Attention new parents: That precious bundle of joy is going to cost you, well, a bundle, and then some.
Try $245,340, to be precise.
That number, from the U.S. Department of Agriculture, represents how much it will cost a middle-income, two-parent family to raise a child born in 2013 until age 18. That averages out to about $14,000 a year.
And in case you’re in serious sticker shock, the nearly quarter of a million dollars doesn’t include costs associated with pregnancy, college, or expenses if a child lives at home after age 17.
The USDA has been publishing its annual “Cost of Raising a Child” report since 1960 as a way to help parents plan financially for the future and to assist those thinking of starting a family. The government report focuses on food, housing, clothing, health care, child care and education — expenses every parent can relate to.
In its 2014 report, released in late August, the department said the expenses associated with raising a child to age 18 rose 1.8 percent from 2012. As in past reports, families in the urban Northeast will pay more, roughly $282,480. That was followed by families in the urban West ($261,330) and urban Midwest ($240,570).
Families in the urban South ($230,610) and rural areas of the country ($193,590) will pay substantially less on average.
Other noteworthy statistics:
Housing costs, including mortgage payments, taxes, maintenance and furnishings, are the largest expenditure, averaging a third of the total costs. Child care and education was the second largest expense, followed by food.
Health care expenses for a child have doubled as a percentage of total child-rearing costs since 1960. On the other hand, the cost of child care was “negligible” in 1960 compared with all the money families pay today, the report said.
Family income, not surprisingly, affects child-rearing costs. Middle-income families with income from $61,530 to $106,540 can expect to pay $245,340 to raise a child until age 18, families earning more are likely to spend $407,820, according to USDA research.
The USDA data confirm what many parents know all too well — expenses increase in the teen years, particularly for food and gasoline and other transportation costs.

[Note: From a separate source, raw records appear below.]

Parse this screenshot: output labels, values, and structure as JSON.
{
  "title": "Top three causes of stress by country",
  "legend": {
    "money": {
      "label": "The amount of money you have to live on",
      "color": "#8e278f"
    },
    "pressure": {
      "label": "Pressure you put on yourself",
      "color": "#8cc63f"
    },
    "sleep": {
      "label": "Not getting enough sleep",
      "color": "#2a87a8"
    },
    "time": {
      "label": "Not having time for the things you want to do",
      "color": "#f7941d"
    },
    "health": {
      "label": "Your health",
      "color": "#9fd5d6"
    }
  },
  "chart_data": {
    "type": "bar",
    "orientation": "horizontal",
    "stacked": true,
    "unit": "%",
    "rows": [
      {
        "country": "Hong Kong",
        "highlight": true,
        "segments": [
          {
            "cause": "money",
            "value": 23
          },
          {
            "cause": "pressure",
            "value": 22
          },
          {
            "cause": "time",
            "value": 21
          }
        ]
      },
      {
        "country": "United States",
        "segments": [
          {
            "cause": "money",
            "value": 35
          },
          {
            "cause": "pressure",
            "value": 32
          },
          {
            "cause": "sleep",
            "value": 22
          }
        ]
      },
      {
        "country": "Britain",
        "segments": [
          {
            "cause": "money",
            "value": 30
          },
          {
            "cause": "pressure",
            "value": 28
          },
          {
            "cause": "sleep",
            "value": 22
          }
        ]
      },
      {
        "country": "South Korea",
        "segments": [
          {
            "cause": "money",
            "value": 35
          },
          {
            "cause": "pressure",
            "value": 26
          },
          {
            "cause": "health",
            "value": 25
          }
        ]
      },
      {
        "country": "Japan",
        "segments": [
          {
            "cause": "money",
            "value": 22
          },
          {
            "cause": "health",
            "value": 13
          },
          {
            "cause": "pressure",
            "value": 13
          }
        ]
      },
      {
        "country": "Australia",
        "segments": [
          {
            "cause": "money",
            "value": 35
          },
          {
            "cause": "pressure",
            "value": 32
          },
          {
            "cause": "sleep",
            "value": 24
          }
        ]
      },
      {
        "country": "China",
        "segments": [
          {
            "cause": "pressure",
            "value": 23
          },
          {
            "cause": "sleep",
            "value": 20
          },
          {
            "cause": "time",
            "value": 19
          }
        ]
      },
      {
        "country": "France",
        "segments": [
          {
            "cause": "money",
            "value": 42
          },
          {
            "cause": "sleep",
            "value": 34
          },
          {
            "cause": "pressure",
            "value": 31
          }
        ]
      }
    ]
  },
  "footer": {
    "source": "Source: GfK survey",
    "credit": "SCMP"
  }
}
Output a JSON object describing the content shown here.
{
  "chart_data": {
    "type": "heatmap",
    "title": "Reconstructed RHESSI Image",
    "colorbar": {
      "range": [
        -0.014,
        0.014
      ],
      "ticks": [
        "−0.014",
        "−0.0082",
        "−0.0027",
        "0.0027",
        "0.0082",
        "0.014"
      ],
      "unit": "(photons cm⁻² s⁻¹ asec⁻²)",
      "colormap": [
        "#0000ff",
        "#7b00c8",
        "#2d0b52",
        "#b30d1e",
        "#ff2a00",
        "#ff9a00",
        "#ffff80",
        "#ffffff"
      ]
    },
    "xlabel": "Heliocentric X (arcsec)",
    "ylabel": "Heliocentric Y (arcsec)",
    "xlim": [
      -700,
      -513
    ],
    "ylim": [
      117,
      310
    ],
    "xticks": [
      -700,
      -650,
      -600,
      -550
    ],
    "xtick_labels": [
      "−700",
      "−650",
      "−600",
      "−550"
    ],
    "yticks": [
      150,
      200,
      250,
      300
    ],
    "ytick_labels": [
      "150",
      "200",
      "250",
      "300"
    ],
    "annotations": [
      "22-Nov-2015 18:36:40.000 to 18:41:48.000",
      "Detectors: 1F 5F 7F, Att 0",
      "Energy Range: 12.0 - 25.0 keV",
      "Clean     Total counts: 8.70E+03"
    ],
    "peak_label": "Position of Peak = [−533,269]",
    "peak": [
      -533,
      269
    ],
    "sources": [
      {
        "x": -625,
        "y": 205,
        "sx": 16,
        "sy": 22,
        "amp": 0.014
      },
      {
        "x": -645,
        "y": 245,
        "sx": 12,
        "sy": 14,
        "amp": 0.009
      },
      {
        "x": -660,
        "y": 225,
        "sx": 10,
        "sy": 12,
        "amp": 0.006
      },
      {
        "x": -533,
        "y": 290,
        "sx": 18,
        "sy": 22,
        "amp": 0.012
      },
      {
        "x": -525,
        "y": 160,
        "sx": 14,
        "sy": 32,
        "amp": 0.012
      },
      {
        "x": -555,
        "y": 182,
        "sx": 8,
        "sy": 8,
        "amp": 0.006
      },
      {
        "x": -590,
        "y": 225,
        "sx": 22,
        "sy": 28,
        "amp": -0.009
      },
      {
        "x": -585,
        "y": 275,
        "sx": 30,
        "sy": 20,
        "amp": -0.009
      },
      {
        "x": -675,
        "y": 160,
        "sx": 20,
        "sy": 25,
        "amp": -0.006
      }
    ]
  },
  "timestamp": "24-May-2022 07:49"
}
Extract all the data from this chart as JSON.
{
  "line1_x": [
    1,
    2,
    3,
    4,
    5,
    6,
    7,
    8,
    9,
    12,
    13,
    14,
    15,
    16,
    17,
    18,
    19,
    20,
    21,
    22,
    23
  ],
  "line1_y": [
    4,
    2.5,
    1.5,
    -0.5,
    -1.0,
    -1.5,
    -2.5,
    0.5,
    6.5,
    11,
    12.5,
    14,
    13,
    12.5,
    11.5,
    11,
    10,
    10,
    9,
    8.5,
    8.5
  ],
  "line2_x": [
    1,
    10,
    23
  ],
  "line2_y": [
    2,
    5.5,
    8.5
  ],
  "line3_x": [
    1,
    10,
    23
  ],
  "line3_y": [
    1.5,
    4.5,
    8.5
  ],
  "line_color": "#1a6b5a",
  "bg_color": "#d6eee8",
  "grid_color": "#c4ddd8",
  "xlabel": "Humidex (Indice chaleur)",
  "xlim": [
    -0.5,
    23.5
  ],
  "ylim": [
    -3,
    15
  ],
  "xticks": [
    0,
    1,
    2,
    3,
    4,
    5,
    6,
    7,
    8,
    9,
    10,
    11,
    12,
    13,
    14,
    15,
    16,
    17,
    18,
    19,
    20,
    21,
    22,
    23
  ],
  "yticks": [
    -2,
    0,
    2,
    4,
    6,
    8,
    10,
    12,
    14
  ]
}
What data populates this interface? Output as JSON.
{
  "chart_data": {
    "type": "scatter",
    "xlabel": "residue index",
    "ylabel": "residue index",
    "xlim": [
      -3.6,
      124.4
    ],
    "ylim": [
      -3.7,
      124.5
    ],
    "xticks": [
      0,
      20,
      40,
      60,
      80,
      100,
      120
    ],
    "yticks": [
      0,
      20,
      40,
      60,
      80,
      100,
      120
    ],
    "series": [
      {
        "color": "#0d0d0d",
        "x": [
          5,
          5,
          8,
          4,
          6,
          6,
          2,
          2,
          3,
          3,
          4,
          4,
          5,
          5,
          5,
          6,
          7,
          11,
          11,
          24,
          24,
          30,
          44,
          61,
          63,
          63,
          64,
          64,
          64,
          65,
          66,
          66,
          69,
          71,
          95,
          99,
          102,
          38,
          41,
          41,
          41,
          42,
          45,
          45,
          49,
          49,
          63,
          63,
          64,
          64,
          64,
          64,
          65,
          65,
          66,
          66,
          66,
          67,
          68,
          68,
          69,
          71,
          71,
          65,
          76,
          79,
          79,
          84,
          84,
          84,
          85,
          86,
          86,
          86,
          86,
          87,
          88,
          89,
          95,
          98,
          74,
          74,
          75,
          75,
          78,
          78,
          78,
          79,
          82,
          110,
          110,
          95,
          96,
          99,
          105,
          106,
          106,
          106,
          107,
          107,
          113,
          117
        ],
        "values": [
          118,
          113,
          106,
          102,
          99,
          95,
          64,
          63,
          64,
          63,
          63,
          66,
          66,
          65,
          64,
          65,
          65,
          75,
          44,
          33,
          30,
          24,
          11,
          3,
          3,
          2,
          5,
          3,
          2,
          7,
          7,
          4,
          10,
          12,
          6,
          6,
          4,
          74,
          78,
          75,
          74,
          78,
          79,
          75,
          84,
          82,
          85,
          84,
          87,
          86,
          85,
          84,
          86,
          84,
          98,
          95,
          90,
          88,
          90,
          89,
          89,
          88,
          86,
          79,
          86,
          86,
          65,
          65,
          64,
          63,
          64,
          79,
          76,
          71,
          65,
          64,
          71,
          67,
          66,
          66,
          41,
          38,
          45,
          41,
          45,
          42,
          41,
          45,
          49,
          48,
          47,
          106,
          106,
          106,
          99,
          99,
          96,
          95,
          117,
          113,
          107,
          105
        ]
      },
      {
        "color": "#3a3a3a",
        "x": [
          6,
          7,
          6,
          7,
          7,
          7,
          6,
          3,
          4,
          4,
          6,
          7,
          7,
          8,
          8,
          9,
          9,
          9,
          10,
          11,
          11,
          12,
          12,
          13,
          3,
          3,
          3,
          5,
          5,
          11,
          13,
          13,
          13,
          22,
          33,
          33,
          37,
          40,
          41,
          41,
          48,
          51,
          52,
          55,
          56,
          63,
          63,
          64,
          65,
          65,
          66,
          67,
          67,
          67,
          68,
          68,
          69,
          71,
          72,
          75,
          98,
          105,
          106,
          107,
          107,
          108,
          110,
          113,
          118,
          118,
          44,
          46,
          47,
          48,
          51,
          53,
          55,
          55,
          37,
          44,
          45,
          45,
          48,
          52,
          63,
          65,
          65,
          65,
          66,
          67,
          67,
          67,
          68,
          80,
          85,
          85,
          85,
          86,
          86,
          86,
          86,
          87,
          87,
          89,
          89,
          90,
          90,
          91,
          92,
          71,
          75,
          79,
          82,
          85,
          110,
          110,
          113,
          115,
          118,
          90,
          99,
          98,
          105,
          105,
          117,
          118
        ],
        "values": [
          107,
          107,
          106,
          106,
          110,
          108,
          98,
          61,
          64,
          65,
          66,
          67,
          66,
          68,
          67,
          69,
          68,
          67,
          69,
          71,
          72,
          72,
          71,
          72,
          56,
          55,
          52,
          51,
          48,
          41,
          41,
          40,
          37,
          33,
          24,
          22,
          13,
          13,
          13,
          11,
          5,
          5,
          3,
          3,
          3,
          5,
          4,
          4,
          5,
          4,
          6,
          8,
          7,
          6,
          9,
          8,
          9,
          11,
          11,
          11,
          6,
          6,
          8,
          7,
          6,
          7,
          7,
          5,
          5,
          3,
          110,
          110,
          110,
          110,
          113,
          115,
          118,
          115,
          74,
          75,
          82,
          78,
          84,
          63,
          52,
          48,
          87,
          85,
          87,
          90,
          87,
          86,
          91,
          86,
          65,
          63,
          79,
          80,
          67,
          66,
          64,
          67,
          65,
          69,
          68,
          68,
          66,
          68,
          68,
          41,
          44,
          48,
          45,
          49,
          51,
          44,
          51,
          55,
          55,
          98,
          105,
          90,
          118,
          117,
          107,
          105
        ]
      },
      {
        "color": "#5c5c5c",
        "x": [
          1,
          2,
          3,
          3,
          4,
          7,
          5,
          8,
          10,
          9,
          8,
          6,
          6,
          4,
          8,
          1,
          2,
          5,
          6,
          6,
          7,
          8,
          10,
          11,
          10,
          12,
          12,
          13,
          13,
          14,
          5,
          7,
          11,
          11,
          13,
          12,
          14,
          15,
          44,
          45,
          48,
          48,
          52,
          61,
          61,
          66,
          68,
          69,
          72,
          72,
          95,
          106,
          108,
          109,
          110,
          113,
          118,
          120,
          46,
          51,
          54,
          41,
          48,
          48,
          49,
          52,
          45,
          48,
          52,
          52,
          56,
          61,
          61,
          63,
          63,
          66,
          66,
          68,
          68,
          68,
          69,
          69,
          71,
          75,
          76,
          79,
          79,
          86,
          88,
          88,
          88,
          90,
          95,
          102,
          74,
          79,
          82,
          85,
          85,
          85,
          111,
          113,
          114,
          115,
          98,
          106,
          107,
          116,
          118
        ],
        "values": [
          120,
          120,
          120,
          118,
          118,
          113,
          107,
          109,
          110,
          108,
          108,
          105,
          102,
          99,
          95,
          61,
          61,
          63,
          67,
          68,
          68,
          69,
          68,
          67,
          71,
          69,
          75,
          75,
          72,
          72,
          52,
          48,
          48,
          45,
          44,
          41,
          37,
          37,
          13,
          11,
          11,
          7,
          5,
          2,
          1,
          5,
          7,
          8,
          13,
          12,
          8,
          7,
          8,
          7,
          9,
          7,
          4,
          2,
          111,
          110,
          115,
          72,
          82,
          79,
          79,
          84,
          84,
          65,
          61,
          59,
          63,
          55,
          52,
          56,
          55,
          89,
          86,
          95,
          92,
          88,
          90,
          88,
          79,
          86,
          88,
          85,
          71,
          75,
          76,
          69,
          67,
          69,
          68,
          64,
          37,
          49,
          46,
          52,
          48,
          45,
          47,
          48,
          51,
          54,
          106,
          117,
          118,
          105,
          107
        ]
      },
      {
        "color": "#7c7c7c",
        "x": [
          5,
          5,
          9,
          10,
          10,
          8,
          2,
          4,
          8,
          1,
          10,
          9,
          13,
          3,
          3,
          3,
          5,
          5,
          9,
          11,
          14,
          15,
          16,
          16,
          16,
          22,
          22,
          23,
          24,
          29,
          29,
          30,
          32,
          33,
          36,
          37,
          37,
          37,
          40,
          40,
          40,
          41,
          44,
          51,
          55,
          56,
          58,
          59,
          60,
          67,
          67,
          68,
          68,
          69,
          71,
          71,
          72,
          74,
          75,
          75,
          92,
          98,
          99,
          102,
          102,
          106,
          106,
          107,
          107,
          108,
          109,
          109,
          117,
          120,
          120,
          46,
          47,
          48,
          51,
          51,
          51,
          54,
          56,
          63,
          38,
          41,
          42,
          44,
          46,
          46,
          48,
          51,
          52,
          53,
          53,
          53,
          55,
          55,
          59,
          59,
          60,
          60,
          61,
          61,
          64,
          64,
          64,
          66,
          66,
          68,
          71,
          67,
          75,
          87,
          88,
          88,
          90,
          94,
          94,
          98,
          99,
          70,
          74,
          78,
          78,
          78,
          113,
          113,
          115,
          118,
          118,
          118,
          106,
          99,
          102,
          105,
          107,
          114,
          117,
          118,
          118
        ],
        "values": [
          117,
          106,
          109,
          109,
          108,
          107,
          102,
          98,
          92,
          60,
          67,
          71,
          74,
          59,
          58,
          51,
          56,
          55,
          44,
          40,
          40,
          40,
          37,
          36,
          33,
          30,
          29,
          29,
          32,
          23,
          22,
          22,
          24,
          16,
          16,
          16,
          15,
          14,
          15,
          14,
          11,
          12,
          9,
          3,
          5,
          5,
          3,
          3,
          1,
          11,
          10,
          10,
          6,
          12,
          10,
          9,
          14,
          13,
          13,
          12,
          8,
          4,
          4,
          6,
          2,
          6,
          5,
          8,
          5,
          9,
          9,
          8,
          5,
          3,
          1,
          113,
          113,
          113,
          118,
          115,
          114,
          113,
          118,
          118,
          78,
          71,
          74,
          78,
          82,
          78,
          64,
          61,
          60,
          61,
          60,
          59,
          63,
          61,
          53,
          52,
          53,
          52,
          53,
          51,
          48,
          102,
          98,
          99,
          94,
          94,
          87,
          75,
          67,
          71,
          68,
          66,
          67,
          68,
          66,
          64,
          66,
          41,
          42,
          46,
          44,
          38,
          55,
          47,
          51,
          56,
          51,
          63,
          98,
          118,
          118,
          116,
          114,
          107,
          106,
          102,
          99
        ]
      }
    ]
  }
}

We all know that raising kids can be a financial drain; the USDA report just puts some meat on the bone. But the money message is equally clear: Get in the practice of budgeting and saving money in as many ways as possible to keep control of child-related household expenses. The sooner you develop that mindset, the more control you’ll have in making financial choices.
Take child care.
The experts at Care.com, a website devoted to helping parents find and manage family care expenses, noted in a June survey of 700 parents that most don’t budget for child care and knew little about savings strategies. Check out the website’s pay and nanny tax calculators to determine how much you can afford to spend.
What else can you do? If your employer offers a flexible spending account for child care expenses, take advantage of it during this fall’s benefits enrollment season. Families can set aside up to $5,000 in pre-tax dollars for child care expenses.
If that’s not an option, there’s always the child care tax credit, which allows you to itemize up to $3,000 in expenses per child per year, up to a $6,000 annual cap per family.